DrD'isInfotainment: Low Intellegence debaters like Sister Sarah , and Brothers Ted and Rand



I'm pretty sure I read that Cruz was a college debating champ. Never having watched one I don't know exactly how those debates compare to Presidential debates, but the skillsets probably overlap somewhat. Judging is going to be way different -- a couple smartypantses vs. pundits plus the public.

Technically speaking he might debate well enough, but if he only has Tea Party dogma to bring to the party, it's gonna be a tough room.
 
2013-11-27 10:28:39 AM  

BunkoSquad: I hope one of the GOP primary debates has no questions and no turn-taking; just let all of them yell simultaneously for 90 minutes


We elect far to many lawyers whose raison-etre is to find mercilessly for one position without giving in one iota.  They thrive on process and games-man-ship rather than outcome or solutions.

I always wanted to see a debate which showed people's ability to negotiate, compromise and develop solutions.

I don't know how you would do that but it would involve splitting the candidates into teams and asking them to solve something not to politically loaded.  For instance, have the teams decide on formats for upcoming debates.  Watch how they work together.
 
2013-11-27 10:50:25 AM  
You actually want people to watch? Let someone other than a Republican and a Democrat on the stage.
 
2013-11-27 10:56:05 AM  
Presidential debates were of questionable quality before, but ever since the major parties took over the debates (via the Commission on Presidential Debates, which consists of an equal number of Republicans and Democrats) it's become a total sham. The League of Women Voters used to run them, but then they let Perot on stage in '92 and that upset the major-party applecart, so they couldn't have that happen again. You will have exactly two choices, and you will like it. 

Anyone on enough ballots to win should be on the debate stage. In 2012, that would have given us 3-5 candidates.
 
2013-11-27 11:02:06 AM  

markfara: Candidates #1, #2, #4, #5, #6, #7, #8, #9, #10, #11, #12, #13, #14, #15, #16, #17, #18: NUH-UH!!!!!

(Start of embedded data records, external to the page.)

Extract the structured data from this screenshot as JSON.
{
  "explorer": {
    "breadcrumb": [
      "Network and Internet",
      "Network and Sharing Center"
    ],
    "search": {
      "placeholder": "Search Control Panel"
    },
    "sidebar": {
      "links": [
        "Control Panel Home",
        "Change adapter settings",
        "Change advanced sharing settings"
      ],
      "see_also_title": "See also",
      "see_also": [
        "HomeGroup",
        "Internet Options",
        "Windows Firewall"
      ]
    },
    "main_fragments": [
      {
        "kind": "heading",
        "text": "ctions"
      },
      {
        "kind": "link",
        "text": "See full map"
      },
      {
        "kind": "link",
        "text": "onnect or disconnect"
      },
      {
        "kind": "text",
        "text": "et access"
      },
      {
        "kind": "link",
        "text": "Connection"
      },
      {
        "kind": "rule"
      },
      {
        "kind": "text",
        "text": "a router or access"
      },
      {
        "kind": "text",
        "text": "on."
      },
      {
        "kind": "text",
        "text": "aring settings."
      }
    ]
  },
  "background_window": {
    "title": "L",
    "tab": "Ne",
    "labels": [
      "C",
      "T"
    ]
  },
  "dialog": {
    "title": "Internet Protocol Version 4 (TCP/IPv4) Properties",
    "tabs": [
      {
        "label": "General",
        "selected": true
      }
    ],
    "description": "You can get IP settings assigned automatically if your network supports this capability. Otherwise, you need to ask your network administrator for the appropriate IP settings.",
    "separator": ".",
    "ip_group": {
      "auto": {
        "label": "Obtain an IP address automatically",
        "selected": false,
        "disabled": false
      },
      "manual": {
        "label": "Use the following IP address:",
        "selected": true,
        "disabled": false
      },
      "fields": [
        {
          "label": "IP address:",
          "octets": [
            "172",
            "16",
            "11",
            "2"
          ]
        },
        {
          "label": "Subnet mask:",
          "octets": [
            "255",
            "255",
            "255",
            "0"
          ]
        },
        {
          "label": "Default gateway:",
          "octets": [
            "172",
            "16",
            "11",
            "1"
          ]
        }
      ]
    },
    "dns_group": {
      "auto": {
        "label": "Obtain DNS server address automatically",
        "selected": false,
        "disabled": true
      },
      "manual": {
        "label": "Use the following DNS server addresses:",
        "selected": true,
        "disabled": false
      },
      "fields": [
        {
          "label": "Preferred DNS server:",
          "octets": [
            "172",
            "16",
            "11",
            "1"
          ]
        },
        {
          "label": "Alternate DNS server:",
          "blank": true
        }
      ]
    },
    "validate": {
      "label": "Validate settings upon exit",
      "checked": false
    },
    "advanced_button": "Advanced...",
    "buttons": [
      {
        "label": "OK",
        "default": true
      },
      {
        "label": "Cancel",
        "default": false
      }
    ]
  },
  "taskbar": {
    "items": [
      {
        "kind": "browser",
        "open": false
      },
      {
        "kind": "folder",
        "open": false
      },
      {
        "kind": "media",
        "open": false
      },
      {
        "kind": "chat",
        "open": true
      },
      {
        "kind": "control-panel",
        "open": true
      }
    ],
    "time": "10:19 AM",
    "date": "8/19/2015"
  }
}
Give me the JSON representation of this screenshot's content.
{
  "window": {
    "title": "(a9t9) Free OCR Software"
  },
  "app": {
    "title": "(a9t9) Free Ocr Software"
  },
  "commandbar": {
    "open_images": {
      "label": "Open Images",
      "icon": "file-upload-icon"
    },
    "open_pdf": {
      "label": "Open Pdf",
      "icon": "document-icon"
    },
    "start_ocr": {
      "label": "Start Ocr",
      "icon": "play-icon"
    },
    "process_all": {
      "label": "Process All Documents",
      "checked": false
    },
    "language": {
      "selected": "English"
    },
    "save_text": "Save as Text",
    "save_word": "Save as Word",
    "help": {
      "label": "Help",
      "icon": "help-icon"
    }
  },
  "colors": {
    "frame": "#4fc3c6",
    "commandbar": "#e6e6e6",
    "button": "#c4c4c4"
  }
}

Sounds like someone caught the SC HoR District 1 debate last year, subtitled "Let's See Who Can Espouse The Greatest Love For Reagan Before Losing To Famous Scoundrel Mark Sanford."
 
2013-11-27 12:06:29 PM  
What the fark does 'blue-ribbon' even mean? Did everyone on the panel grow so big they can be used as a landmark by commercial aircraft? Are they surrounded by people who still perform hoedowns unironically? Do they come from a world where all is deep-fried?
 
2013-11-27 01:16:54 PM  
American Gladiators, The Eliminator course.  Just get to gether all the old gladiators and rename them things like Welfare State and Theocracy and have the candidates battle the gladiators through the event.
 
2013-11-27 04:13:31 PM  
I'd love a Clinton, Perot, Bush debate again.
 
2013-11-27 06:50:15 PM  
Have the candidates answer in writing, and a third party reads the responses verbatim.
 
2013-11-27 07:14:39 PM  

Colour_out_of_Space: Have the candidates answer in writing, and a third party reads the responses verbatim.


Three rounds, read by Ben Stein, Garrison Keillor and Fran Drescher. Only those who can sit through all six readings are allowed to vote.